I have a two node cluster hosted in ElasticCloud.
Host Elastic Cloud
Platform Google Cloud
Region US Central 1 (Iowa)
Memory 8 GB
Storage 192 GB
SSD Yes
HA Yes
Each node has:
Allocated Processors 2
Number of processors 2
Number of indices 4*
Shards (p/ index) 5*
Number of replicas 1
Number of document 150M
Allocated Disk 150GB
* the main indices, kibana and watcher creates a bunch of small indices.

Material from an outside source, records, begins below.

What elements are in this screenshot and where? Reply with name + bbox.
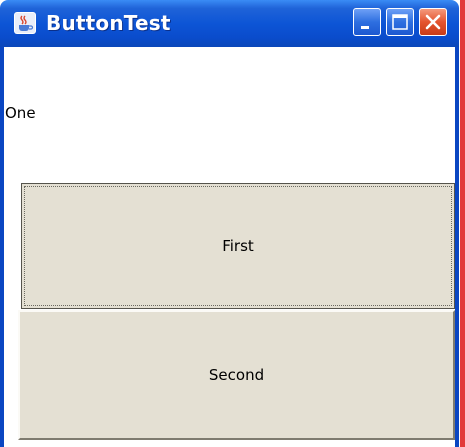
minimize-button[interactable] bbox=[353, 8, 381, 36]
second-button[interactable]: Second bbox=[18, 310, 455, 440]
second-button-label: Second bbox=[208, 366, 265, 384]
label-one: One bbox=[5, 104, 36, 122]
background-window-edge bbox=[460, 0, 465, 447]
title-bar[interactable]: ButtonTest bbox=[0, 0, 459, 47]
close-button[interactable] bbox=[419, 8, 447, 36]
maximize-icon bbox=[392, 14, 408, 30]
java-cup-icon[interactable] bbox=[14, 12, 36, 34]
maximize-button[interactable] bbox=[386, 8, 414, 36]
close-icon bbox=[425, 14, 441, 30]
window-title: ButtonTest bbox=[46, 11, 171, 35]
content-pane: One First Second bbox=[4, 47, 455, 447]
application-window: ButtonTest One First Second bbox=[0, 0, 459, 447]
first-button[interactable]: First bbox=[21, 183, 455, 309]
minimize-icon bbox=[361, 26, 369, 29]
first-button-label: First bbox=[222, 237, 254, 255]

My documents are mostly text. There are some other fields (no more than 5 per index), no nested objects. Indices specs:
| Index | Avg Doc Length | # Docs | Disk |
|---------|----------------|--------|------|
| index-1 | 300 | 80M | 70GB |
| index-2 | 500 | 5M | 5GB |
| index-3 | 3000 | 2M | 10GB |
| index-4 | 2500 | 18M | 54GB |
When system is idle, response time (load time) is typically few seconds. But when I simulate the behavior of 10 users I start to get timeouts in my application. Originally timeout was 10s, I updated it to 60s and I am still having issues. Here follows a chart for simulation of 10 concurrent users using Search Api.

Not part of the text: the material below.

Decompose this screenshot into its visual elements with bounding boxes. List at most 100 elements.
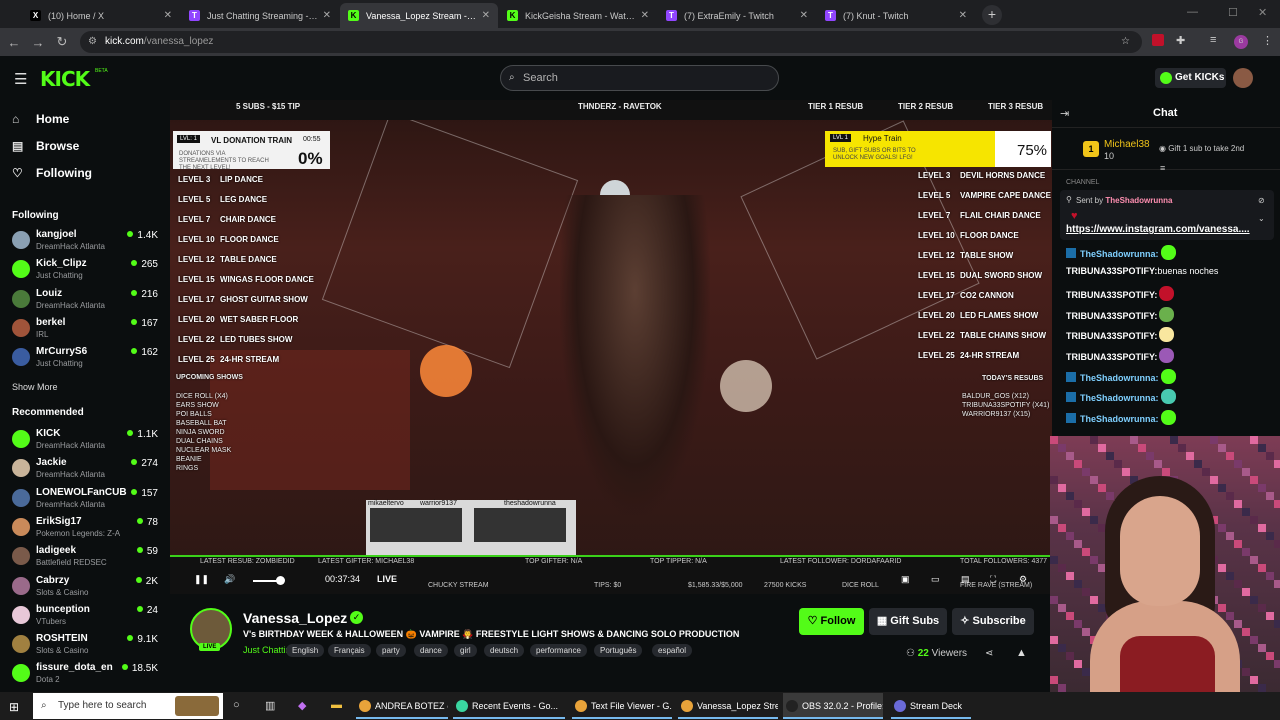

Red line is total request time in seconds and dotted pink line is my 60 seconds timeout. So, I'd say in most of the times my users will experience a timeout. The query I've used is quite simple:
{
"size": 500,
"from": ${FROM},
"query":{
"query_string": {
"query": "good OR bad"
}
}
}
I've tried all possible tweaks that came to my knowledge. I don't know if that is the real ES performance and I have to accept it and upgrade my plan.